The Workflows That Actually Work
Concrete patterns for shipping features, fixing bugs, and running code reviews with Claude Code
Over nearly two months, I've run 338 sessions with an impressive 79% full or mostly achieved outcome rate, leveraging Claude Code as a deeply integrated daily driver across knowledge management, web development, and deployment workflows.
But "it works well" isn't very useful advice. What specifically works? What patterns can you steal?
Obsidian Vault as Knowledge Operating System
I've built and continuously evolved a comprehensive Obsidian second brain for my Director of Intelligent Systems role, using Claude to process meeting transcripts, create structured project briefs, maintain people/org notes, and generate weekly reports. My iterative approach — feeding in raw stakeholder messages, transcripts, and API docs and having Claude maintain structured vault notes across dozens of sessions — turns Claude into a persistent knowledge worker that keeps my institutional memory organized and actionable.

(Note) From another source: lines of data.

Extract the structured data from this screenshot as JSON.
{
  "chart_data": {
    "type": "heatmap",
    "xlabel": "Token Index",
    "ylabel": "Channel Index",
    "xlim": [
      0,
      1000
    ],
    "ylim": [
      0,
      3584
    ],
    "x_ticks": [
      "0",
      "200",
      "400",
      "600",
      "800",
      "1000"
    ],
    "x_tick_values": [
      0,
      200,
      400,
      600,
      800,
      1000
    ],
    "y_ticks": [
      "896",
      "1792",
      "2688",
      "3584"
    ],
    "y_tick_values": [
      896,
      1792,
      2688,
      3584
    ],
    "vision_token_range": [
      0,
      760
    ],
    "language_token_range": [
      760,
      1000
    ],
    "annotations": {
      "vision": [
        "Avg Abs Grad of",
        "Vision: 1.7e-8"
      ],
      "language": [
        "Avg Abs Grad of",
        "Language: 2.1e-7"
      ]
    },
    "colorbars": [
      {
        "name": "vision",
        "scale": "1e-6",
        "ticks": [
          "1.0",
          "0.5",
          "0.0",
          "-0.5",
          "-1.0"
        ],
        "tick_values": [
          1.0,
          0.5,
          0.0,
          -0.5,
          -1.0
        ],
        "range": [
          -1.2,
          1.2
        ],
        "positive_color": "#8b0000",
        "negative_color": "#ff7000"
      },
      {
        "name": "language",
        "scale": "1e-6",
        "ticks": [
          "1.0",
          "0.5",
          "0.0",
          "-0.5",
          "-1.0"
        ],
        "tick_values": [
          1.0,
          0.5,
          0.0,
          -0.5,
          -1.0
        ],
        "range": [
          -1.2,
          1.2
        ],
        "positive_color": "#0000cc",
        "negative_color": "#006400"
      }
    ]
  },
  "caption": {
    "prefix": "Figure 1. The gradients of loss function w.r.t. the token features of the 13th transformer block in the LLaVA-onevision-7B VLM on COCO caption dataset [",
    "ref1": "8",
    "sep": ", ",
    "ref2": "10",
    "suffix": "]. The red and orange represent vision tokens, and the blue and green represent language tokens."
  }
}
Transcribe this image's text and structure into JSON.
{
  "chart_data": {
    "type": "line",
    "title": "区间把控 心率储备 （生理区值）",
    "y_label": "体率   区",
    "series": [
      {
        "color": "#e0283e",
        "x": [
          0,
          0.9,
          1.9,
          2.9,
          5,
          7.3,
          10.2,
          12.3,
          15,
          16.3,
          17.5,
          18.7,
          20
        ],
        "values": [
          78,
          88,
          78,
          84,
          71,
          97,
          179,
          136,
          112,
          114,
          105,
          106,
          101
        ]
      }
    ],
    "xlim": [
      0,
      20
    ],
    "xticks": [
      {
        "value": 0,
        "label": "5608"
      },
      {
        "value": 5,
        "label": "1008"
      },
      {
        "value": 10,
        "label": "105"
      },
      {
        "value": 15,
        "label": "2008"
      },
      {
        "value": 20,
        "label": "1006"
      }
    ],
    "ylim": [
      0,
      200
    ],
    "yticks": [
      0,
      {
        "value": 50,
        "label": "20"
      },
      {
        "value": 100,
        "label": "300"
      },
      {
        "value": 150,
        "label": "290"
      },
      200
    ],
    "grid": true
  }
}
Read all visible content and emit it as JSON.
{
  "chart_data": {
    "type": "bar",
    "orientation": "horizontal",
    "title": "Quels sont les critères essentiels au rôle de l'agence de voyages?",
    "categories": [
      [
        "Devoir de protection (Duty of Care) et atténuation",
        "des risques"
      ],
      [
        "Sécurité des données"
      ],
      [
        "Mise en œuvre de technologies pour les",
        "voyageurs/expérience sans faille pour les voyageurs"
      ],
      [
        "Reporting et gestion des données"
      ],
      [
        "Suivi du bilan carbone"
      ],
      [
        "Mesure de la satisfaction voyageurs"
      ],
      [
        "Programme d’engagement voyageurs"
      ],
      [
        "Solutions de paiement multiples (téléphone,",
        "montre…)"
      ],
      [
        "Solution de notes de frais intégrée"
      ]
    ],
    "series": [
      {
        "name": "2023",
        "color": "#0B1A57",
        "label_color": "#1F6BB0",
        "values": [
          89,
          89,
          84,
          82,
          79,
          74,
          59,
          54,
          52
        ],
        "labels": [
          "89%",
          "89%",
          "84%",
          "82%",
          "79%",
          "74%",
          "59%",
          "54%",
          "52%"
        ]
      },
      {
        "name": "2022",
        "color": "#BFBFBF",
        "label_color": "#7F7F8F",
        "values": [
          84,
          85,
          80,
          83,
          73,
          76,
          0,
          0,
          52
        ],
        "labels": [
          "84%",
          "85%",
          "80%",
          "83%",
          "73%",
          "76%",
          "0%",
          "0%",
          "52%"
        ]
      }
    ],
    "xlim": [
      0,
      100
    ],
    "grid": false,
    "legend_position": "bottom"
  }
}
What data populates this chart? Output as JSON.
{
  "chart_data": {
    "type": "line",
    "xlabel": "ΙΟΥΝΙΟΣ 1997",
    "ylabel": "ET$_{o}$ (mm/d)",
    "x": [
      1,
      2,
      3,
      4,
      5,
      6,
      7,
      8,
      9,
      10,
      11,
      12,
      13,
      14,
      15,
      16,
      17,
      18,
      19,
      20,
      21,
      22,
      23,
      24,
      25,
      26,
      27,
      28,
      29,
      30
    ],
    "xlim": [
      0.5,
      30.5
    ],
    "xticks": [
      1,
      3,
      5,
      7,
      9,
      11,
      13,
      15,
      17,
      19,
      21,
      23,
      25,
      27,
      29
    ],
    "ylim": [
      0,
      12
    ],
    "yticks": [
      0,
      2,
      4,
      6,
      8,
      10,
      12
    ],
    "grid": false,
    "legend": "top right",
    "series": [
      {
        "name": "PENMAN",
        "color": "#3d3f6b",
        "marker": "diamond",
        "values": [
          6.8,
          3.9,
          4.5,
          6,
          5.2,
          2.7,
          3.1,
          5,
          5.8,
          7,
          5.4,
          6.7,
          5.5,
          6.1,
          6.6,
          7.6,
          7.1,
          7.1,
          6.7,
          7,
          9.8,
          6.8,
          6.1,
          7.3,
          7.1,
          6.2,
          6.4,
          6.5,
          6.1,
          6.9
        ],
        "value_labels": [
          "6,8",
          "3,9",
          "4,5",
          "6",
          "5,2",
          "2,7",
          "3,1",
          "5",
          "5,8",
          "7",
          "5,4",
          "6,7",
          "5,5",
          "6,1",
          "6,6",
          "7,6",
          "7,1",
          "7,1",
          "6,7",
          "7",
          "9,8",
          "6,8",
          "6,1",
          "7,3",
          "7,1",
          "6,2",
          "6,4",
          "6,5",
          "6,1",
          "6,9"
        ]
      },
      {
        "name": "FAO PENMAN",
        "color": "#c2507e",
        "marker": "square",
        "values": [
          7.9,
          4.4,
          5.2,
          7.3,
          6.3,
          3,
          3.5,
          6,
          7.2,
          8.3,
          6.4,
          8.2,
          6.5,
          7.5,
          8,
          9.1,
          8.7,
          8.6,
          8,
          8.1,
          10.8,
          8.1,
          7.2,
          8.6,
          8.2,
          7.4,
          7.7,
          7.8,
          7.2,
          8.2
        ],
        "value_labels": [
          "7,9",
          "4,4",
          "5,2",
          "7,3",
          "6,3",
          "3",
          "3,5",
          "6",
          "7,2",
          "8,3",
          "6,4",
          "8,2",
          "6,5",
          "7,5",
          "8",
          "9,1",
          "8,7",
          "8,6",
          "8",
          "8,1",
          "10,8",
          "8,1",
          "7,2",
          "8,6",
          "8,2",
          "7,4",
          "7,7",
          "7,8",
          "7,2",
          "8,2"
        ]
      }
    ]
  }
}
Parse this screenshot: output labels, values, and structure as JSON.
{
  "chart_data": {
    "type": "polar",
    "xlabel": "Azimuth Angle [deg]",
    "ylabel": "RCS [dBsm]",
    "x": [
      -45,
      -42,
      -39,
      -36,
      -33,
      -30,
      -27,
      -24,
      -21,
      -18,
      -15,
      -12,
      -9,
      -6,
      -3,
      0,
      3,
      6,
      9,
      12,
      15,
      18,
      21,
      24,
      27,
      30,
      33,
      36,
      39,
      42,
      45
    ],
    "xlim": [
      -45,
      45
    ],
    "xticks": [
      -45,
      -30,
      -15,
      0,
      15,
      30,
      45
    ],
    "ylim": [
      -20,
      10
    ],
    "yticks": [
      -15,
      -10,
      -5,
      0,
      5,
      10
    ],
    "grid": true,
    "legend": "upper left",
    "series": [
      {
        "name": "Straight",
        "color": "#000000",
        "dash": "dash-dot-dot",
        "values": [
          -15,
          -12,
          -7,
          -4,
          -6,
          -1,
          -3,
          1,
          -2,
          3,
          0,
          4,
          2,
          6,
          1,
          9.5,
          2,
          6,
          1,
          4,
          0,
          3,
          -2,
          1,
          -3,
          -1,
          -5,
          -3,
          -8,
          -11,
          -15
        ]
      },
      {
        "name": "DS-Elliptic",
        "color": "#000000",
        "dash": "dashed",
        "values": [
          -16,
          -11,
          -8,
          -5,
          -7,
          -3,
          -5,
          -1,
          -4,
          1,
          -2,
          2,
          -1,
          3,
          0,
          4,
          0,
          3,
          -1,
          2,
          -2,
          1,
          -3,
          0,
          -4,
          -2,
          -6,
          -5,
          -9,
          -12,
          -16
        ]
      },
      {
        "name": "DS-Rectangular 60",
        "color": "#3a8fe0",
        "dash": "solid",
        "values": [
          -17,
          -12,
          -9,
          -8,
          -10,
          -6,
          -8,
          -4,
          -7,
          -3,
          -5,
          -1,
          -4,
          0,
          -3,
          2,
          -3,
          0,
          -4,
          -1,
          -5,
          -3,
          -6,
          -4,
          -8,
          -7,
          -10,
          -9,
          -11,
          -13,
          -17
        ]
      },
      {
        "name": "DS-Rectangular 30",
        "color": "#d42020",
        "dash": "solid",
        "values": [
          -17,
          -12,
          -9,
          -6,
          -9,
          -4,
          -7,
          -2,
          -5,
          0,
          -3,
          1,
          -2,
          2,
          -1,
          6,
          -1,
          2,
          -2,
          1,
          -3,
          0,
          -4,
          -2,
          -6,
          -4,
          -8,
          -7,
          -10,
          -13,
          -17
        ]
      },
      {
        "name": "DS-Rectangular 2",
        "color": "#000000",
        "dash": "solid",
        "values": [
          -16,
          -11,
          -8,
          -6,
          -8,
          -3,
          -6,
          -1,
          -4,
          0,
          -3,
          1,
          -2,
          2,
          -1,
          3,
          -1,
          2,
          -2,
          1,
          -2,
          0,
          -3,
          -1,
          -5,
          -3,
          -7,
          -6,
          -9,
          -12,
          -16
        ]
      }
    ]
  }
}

Full Feature Lifecycles in Single Sessions
I consistently drive entire feature lifecycles — from implementation through code review, PR creation, bug fixes, and deployment — all within single sessions. Whether it's a Stripe Connect integration, page ownership transfer, or a third-party service connector wiring across three agent systems, I stay in the loop correcting course (like catching a race condition or timezone bug) while letting Claude handle the multi-file heavy lifting across my TypeScript codebase.
Parallel Sub-Agent Orchestration at Scale
I'm heavily leveraging Claude's Task and TaskUpdate tools (over 1,400 combined uses), running parallel sub-agents for architecture audits, code reviews, and multi-file changes that span my entire codebase. My 108 successful multi-file change operations show I've built a workflow where Claude can confidently touch many files at once, and I trust it enough to let it operate broadly while stepping in precisely when it drifts — like when it misplaced action items in the wrong project files or overclaimed campaign status.
End-to-End Feature Lifecycle Management
I consistently drive features from planning through implementation, code review, PR creation, and deployment in single sessions — exemplified by my Calendly connector (12 files, 1,352 lines), Stripe Connect integration, mobile responsive overhaul (883 additions across 18 files), and page ownership transfer feature. My ability to chain planning, coding, review, and merge steps into fluid workflows shows a mature engineering process powered by Claude Code.
Obsidian Second Brain Construction
I've built out a sophisticated Obsidian knowledge management system using Claude Code as my content engine — scaffolding vault structures, populating person notes and org charts, creating onboarding plans as structured notes, processing meeting transcripts into actionable items, and even building an automated weekly report skill. This creative use of a coding tool for structured knowledge work is highly effective and shows me thinking beyond traditional IDE workflows.
Parallel Sub-Agent Architecture Audits
I'm leveraging Claude's Task/TaskUpdate tools (over 1,500 combined uses) to run parallel sub-agents for complex operations like architecture audits that scored my codebase across multiple dimensions simultaneously. This sophisticated orchestration pattern, combined with my high success rate (81% fully or mostly achieved outcomes across 178 analyzed sessions), demonstrates I've figured out how to keep Claude focused and productive at scale.
End-to-End Feature Lifecycle Mastery
I consistently drive features from planning through implementation, code review, PR creation, and deployment all within single sessions. Whether it's a Calendly connector (1,352 lines across 12 files), a full Stripe Connect integration, or mobile responsive overhauls spanning 18 files, I treat Claude as a full-cycle engineering partner rather than just a code generator. My ability to chain tasks — implement, review, fix, merge, deploy — keeps momentum high and ships features fast.
Rapid Bug-Fix-to-PR Pipeline
I've developed an incredibly efficient bug fix workflow where I feed Claude a plan or QA report, have it implement fixes across multiple files, run code review, address findings, and push a PR — sometimes completing the entire cycle in under 10 minutes. My pattern of combining bug fix implementation with inline code review before shipping means I catch issues early while maintaining a high velocity of 256 commits across the period.
The Pattern Behind the Patterns
Every workflow above shares a common structure: clear scope, autonomous execution, verification gate, ship.
The temptation with AI coding tools is to micromanage — describe each function, review each file, approve each change. That's the slow way. The fast way is to describe the outcome you want, let Claude figure out the implementation, then verify the result against your actual quality bar (type checks, builds, tests, visual inspection).
The mental model that works: Think of Claude as a contractor, not an employee. You don't tell a contractor which nails to use — you describe the finished product and inspect the work.
What Doesn't Get Talked About Enough
The biggest unlock wasn't any single technique. It was building trust over time. After watching Claude successfully implement a complex connector across 12 files and 1,352 lines in a single session, I started scoping much more ambitiously. That compounding trust is the real force multiplier.
The flip side: trust needs to be calibrated. Claude will confidently ship code with subtle bugs (more on that in Where Things Go Wrong). The right balance is high trust on implementation, zero trust on correctness until verified.